Today, however, is not a day of condemnation or recrimination. Today is a day of celebration. A celebration that says that despite the colonial legacy, despite post 1987 Fiji, which resulted in the absence of true nation-hood and political and institutional systems that were replete with discrimination, prejudices, chauvinism and marginalisation, we Fijians today are able to overcome these challenges. We have tenacity and indeed we now have a vision. A vision to modernize and liberalize.

That vision that has been set out in the People’s Charter for Peace, Change and Progress and which underpins the guiding principles of the Strategic Framework for Change.

The Strategic Framework for Change sets out the path of legal, constitutional, economic and social change for a fair, just and modern Fiji - not just for tomorrow or the next year but for the years to come.

This vision has meant amongst other things, a common name for all, which the past politics could not deliver, an issue that really should not have been an issue, but which is a feature of, and imperative for any modern nation state. We today, the citizens of Fiji, must be all proud Fijians, bound in our common allegiance to our country.

We now have laws that have been modernized, bringing about gender parity and social parity. We have implemented comprehensive laws against domestic violence. We have child welfare laws which protect children against abuse. We are in the process of removing red tape that has led to inefficiencies and corruption. We have focused on infrastructure development and agricultural output and productivity. We are now providing direct assistance to the marginalized, the poor who have been neglected. We now provide tangible assistance to our school children, who are our future.

Internationally we now have more diplomatic relations than ever before. We have ratified a number of International Conventions and Treaties.

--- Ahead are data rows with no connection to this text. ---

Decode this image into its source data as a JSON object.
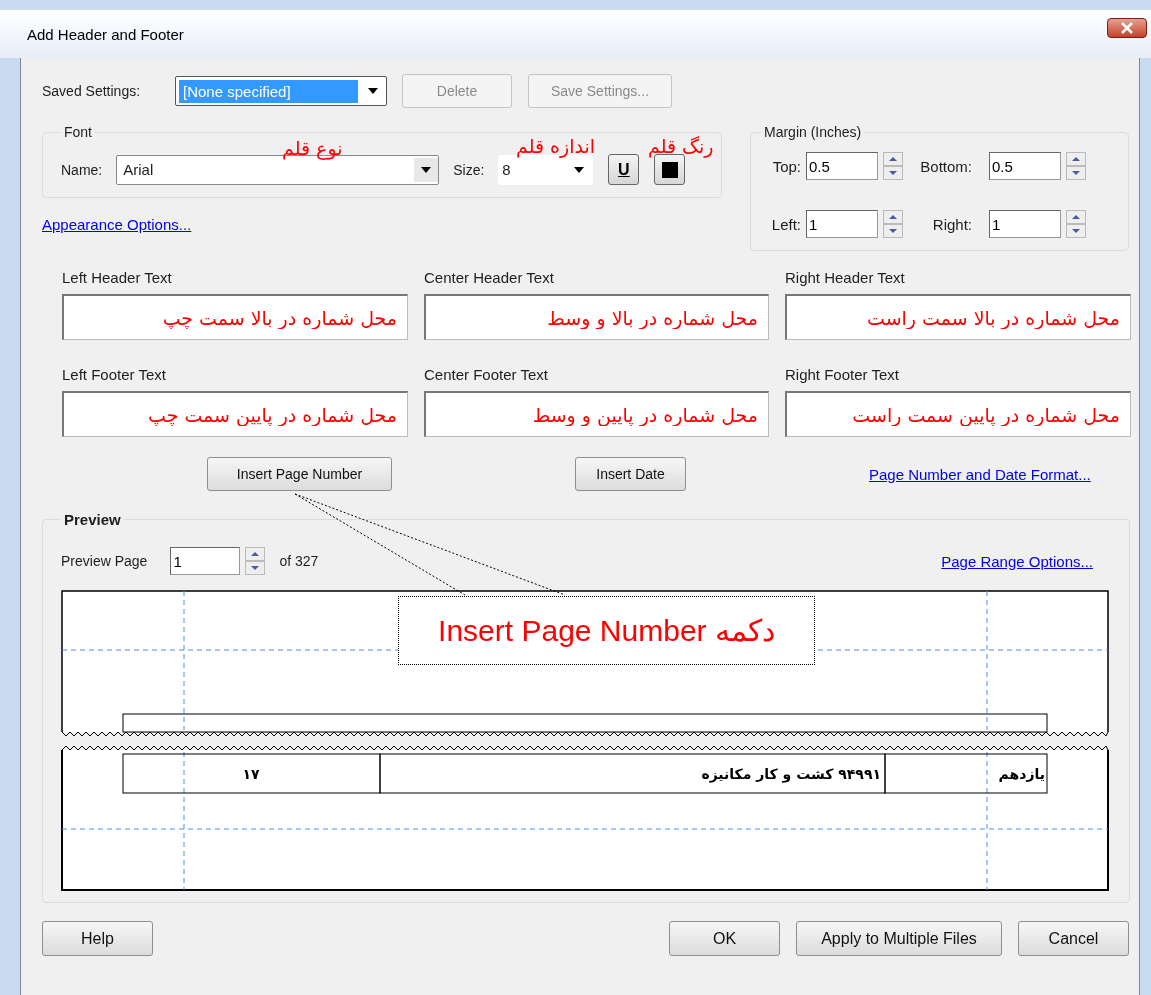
{
  "window": {
    "title": "Add Header and Footer"
  },
  "saved_settings": {
    "label": "Saved Settings:",
    "value": "[None specified]",
    "buttons": [
      {
        "label": "Delete",
        "disabled": true
      },
      {
        "label": "Save Settings...",
        "disabled": true
      }
    ]
  },
  "font": {
    "title": "Font",
    "name_label": "Name:",
    "name": "Arial",
    "size_label": "Size:",
    "size": "8",
    "underline_label": "U"
  },
  "appearance_link": "Appearance Options...",
  "margin": {
    "title": "Margin (Inches)",
    "fields": [
      {
        "label": "Top:",
        "value": "0.5"
      },
      {
        "label": "Bottom:",
        "value": "0.5"
      },
      {
        "label": "Left:",
        "value": "1"
      },
      {
        "label": "Right:",
        "value": "1"
      }
    ]
  },
  "header_fields": {
    "left": {
      "label": "Left Header Text",
      "value": "محل شماره در بالا سمت چپ"
    },
    "center": {
      "label": "Center Header Text",
      "value": "محل شماره در بالا و وسط"
    },
    "right": {
      "label": "Right Header Text",
      "value": "محل شماره در بالا سمت راست"
    }
  },
  "footer_fields": {
    "left": {
      "label": "Left Footer Text",
      "value": "محل شماره در پایین سمت چپ"
    },
    "center": {
      "label": "Center Footer Text",
      "value": "محل شماره در پایین و وسط"
    },
    "right": {
      "label": "Right Footer Text",
      "value": "محل شماره در پایین سمت راست"
    }
  },
  "insert_buttons": [
    "Insert Page Number",
    "Insert Date"
  ],
  "format_link": "Page Number and Date Format...",
  "preview": {
    "title": "Preview",
    "page_label": "Preview Page",
    "page": "1",
    "page_count": "of 327",
    "range_link": "Page Range Options...",
    "table_row": {
      "column_1": "۱۷",
      "column_2": "۹۴۹۹۱ کشت و کار مکانیزه",
      "column_3": "یازدهم"
    }
  },
  "annotations": {
    "font_name_note": "نوع قلم",
    "font_size_note": "اندازه قلم",
    "font_color_note": "رنگ قلم"
  },
  "callout": {
    "text": "دکمه Insert Page Number"
  },
  "footer_buttons": [
    "Help",
    "OK",
    "Apply to Multiple Files",
    "Cancel"
  ]
}
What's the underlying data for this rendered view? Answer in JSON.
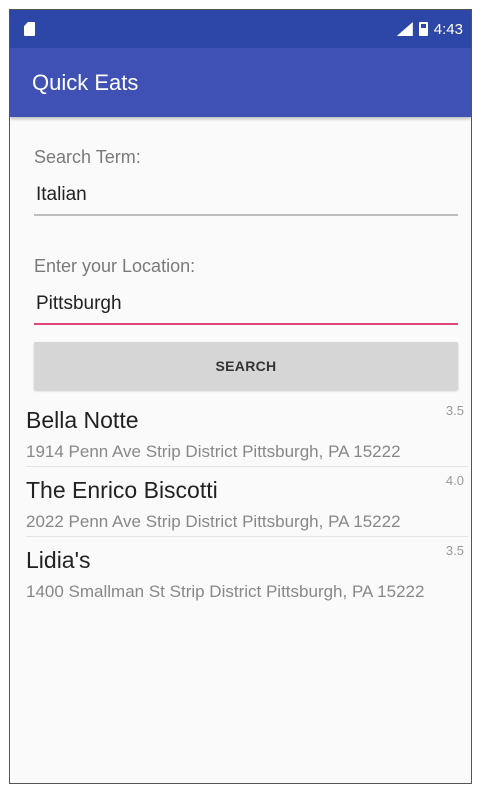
{
  "status_bar": {
    "time": "4:43"
  },
  "app_bar": {
    "title": "Quick Eats"
  },
  "search_term": {
    "label": "Search Term:",
    "value": "Italian"
  },
  "location": {
    "label": "Enter your Location:",
    "value": "Pittsburgh"
  },
  "search_button": {
    "label": "SEARCH"
  },
  "results": [
    {
      "name": "Bella Notte",
      "rating": "3.5",
      "address": "1914 Penn Ave Strip District Pittsburgh, PA 15222"
    },
    {
      "name": "The Enrico Biscotti",
      "rating": "4.0",
      "address": "2022 Penn Ave Strip District Pittsburgh, PA 15222"
    },
    {
      "name": "Lidia's",
      "rating": "3.5",
      "address": "1400 Smallman St Strip District Pittsburgh, PA 15222"
    }
  ],
  "colors": {
    "status_bar": "#2d47a8",
    "app_bar": "#3f51b5",
    "accent": "#e0457a"
  },
  "icons": [
    "sd-card-icon",
    "signal-icon",
    "battery-icon"
  ]
}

We are working in collaboration with a number of countries with the aim of sustainable peace, substantive justice, dignity and respect for all.
In all of these reforms, what is remarkable is that the people of Fiji, you all have shown a willingness to embrace and support these initiatives. The people of Fiji have shown an open mindedness.

What this tells us is that we are all ready to embrace changes, in particular changes that are fair and just, changes that are inclusive, changes that assist the marginalized, changes that rid the politics of old.

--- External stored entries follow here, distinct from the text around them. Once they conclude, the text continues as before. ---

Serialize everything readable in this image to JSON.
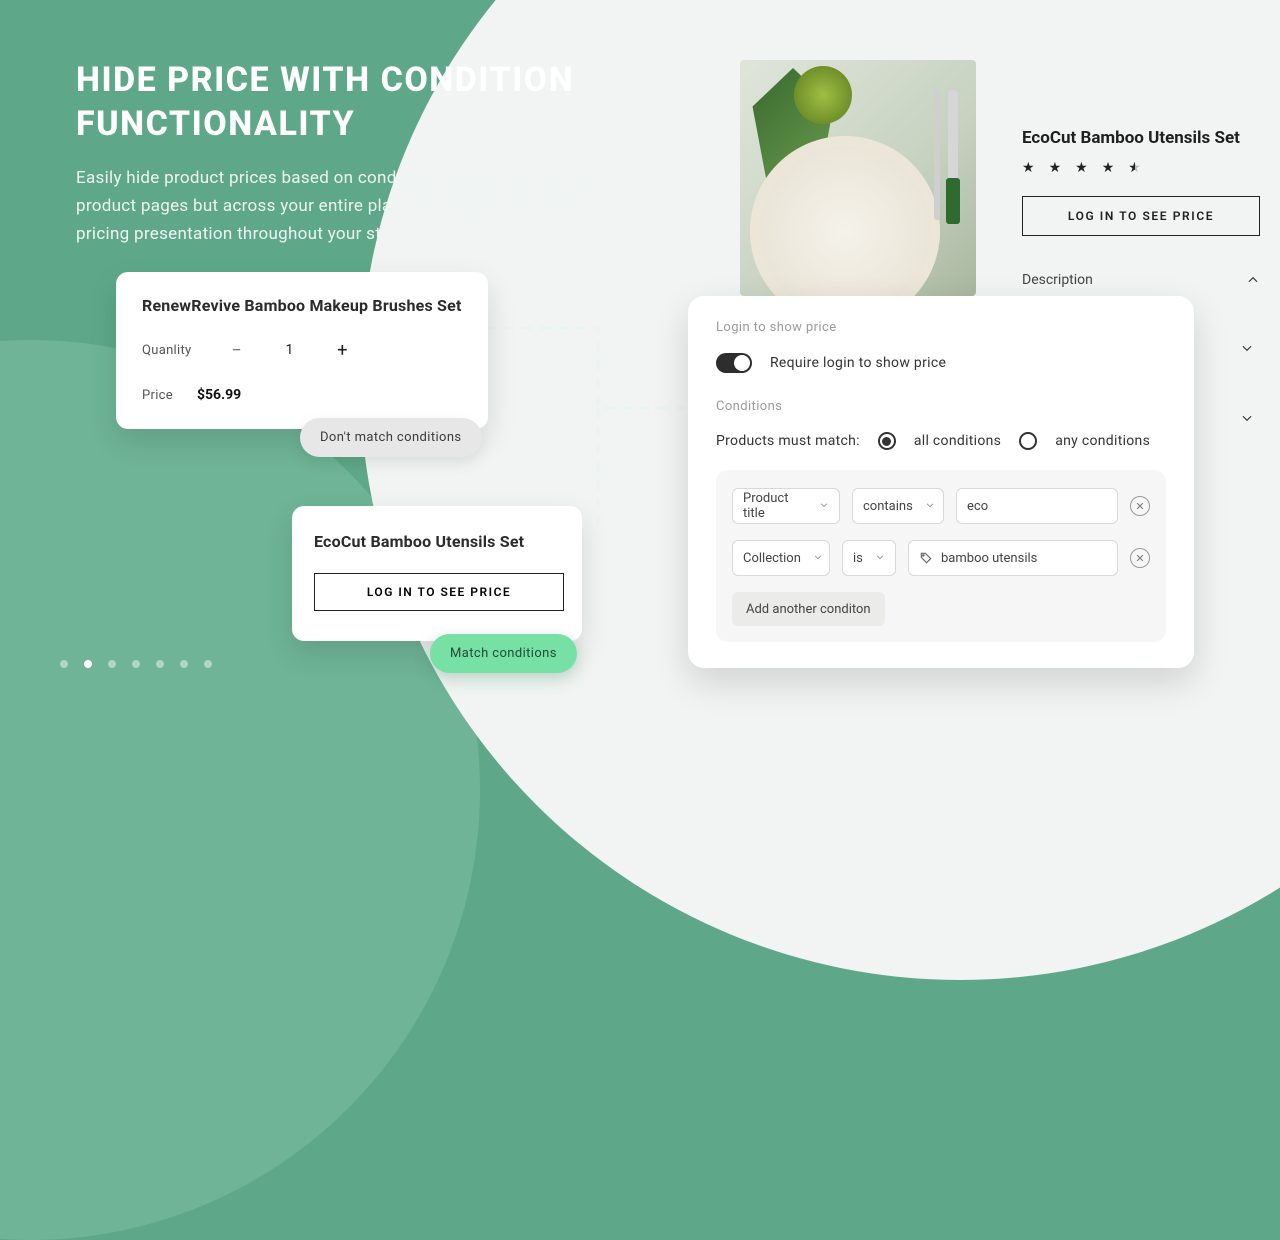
{
  "hero": {
    "title": "HIDE PRICE WITH CONDITION FUNCTIONALITY",
    "desc": "Easily hide product prices based on conditions you set, not just on product pages but across your entire platform, ensure consistent pricing presentation throughout your store."
  },
  "carousel": {
    "count": 7,
    "active_index": 1
  },
  "card1": {
    "title": "RenewRevive Bamboo Makeup Brushes Set",
    "qty_label": "Quanlity",
    "qty_minus": "−",
    "qty_value": "1",
    "qty_plus": "+",
    "price_label": "Price",
    "price_value": "$56.99"
  },
  "chip_no_match": "Don't match conditions",
  "card2": {
    "title": "EcoCut Bamboo Utensils Set",
    "login_btn": "LOG IN TO SEE PRICE"
  },
  "chip_match": "Match conditions",
  "product": {
    "name": "EcoCut Bamboo Utensils Set",
    "login_btn": "LOG IN TO SEE PRICE",
    "accordion": {
      "description": "Description"
    }
  },
  "panel": {
    "section_login": "Login to show price",
    "toggle_label": "Require login to show price",
    "section_conditions": "Conditions",
    "match_label": "Products must match:",
    "radio_all": "all conditions",
    "radio_any": "any conditions",
    "rows": [
      {
        "field": "Product title",
        "op": "contains",
        "value": "eco",
        "tag": false
      },
      {
        "field": "Collection",
        "op": "is",
        "value": "bamboo utensils",
        "tag": true
      }
    ],
    "add_btn": "Add another conditon"
  }
}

This vision, ladies and gentlemen, we must carry, we must implement. It is not only a philosophical commitment but a practical application.

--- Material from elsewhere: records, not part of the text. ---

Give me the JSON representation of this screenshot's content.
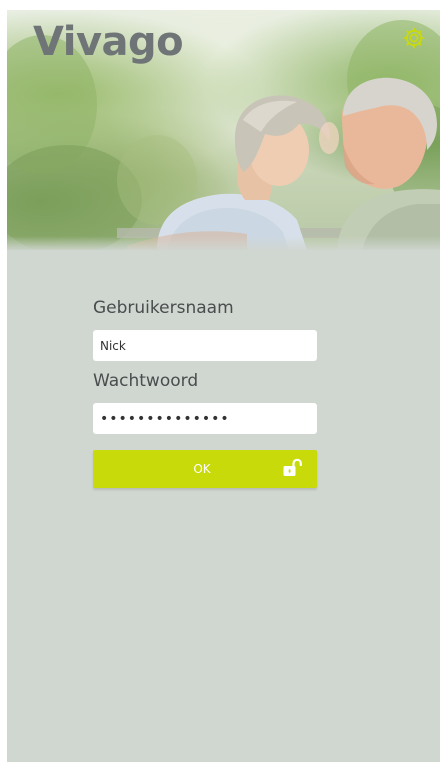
{
  "app": {
    "brand_name": "Vivago",
    "colors": {
      "accent": "#c8da0a",
      "background": "#d0d6d0",
      "logo": "#6f7476",
      "label_text": "#4a4d4e"
    }
  },
  "header": {
    "settings_icon": "gear-icon",
    "photo": "elderly-couple-photo"
  },
  "login": {
    "username_label": "Gebruikersnaam",
    "username_value": "Nick",
    "password_label": "Wachtwoord",
    "password_value": "••••••••••••••",
    "submit_label": "OK",
    "submit_icon": "unlock-icon"
  }
}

If the vision is implemented with wisdom and collaboration, it will bring actual and tangible benefits to all of us, to Fiji. If addressed, it will bring long term stability to the region. If addressed, it will mean good, just and fair leadership and governance. If addressed, it will give actual and true democracy.

Ladies and Gentlemen and my fellow citizens and children, I urge you all to continue to participate in and become an integral part of the vision of a modern and just Fiji. I urge you all to also celebrate our Independence Day, celebrate the new vision.

I wish you all a happy Fiji Independence Day.
Vinaka vakalevu.

Thank you.


MINISTRY OF INFORMATION

MEDIA RELEASE
(THURSDAY OCTOBER 7th 2010 No:1627/MOI) PRIME MINISTER’S FIJI DAY 2010 CELEBRATIONS


Comments

Is it July the 4th? said…
Fine sentiments and a well crafted speech. But perhaps the PM is being presumptuous in boldly declaring that all Fijians share his vision. In the absence of a democratic vote, who says? Another thing is clear from this speech; the PM is doing everything he can to ingratiate himself with the Americans. Why else would he embrace American English so emphatically? Every single realise or emphasise is spelt with a "z" not an "s" in clear defiance of our British heritage and common usage among our political foes in Australia and NZ. Is this a deliberate policy change or is the PM's speechwriter spooked by the red underline cropping up on spellcheck? I think we should be told. Because if things keep going the way they are, I fear a photo of Barack Obama will soon replace that of Our Gracious Queen above the PM's desk. Better Obama than Hu Jintao, I suppose, but do we really have to kowtow to these guys so much just because they're not Aussies or Kiwis? The Macquarie Fiji dictionary sticks to the use of "s", as in realise. Why can't the PM and the rest of his regime?
Thinking...not sleeping said…
Many would be more inclined to support the PM if he really was temporary.

As time goes by it worries me that our PM and new President really do think they are more than temporary and they have some sort of peoples mandate. The PM forgets himself and what he promised the people of Fiji when together with the military he still commands they decided to overthrow the elected government of the day. It was their decision and theirs alone to act out a coup and nearly fours years later the only honest justification they can give is they did not like the elected the government or their policies. It was also their decision to continue after a court and constitution they said they respected found not in their favour. So they threw it out and continued because they believed they and they only knew what was best for Fiji and where not prepared to give up their new power to anyone or any party old or new. I imagine if a current court ruled against them they would do the same. They are nothing if not determined with a self belief that they only are right.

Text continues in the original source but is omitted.